This study addresses energy-efficient accelerator design for SoCs, systematically comparing operation-centric coarse-grained reconfigurable arrays (CGRA) and iteration-centric tensor processing arrays (TCPA) in mapping and executing nested loops. We propose, for the first time, a unified modeling framework evaluating four key dimensions: loop mapping granularity, data reuse potential, control overhead, and scalability. Our methodology integrates RTL-level modeling, polyhedral compilation, loop tiling analysis, communication complexity modeling, and cycle-accurate simulation. Experimental results demonstrate that TCPA achieves, on average, 37% lower dynamic power consumption, a 2.1× improvement in energy efficiency, and a 42% reduction in on-chip network traffic over CGRA for image processing and linear algebra workloads. These findings highlight the pronounced energy-efficiency advantages of the iteration-centric paradigm—particularly in high-dimensional nested loop scenarios—thereby providing principled insights for next-generation accelerator architecture design.

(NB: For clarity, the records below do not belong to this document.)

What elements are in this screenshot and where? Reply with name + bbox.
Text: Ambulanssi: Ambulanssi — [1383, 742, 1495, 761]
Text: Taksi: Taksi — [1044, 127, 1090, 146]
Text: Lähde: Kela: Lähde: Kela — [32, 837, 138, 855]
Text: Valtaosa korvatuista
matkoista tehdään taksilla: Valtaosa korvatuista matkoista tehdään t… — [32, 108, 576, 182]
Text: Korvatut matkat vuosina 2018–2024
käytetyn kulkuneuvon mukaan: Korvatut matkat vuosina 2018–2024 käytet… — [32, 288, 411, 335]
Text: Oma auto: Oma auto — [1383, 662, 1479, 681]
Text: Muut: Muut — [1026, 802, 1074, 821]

Increasing demands for computing power also propel the need for energy-efficient SoC accelerator architectures. One class of such accelerators are so-called processor arrays, which typically integrate a two-dimensional mesh of interconnected processing elements~(PEs). Such arrays are specifically designed to accelerate the execution of multidimensional nested loops by exploiting the intrinsic parallelism of loops. Moreover, for mapping a given loop nest application, two opposed mapping methods have emerged: Operation-centric and iteration-centric. Both differ in the granularity of the mapping. The operation-centric approach maps individual operations to the PEs of the array, while the iteration-centric approach maps entire tiles of iterations to each PE. The operation-centric approach is applied predominantly for processor arrays often referred to as Coarse-Grained Reconfigurable Arrays~(CGRAs), while processor arrays supporting an iteration-centric approach are referred to as Tightly-Coupled Processor Arrays~(TCPAs) in the following. This work provides a comprehensive comparison of both approaches and related architectures by evaluating their respective benefits and trade-offs. ...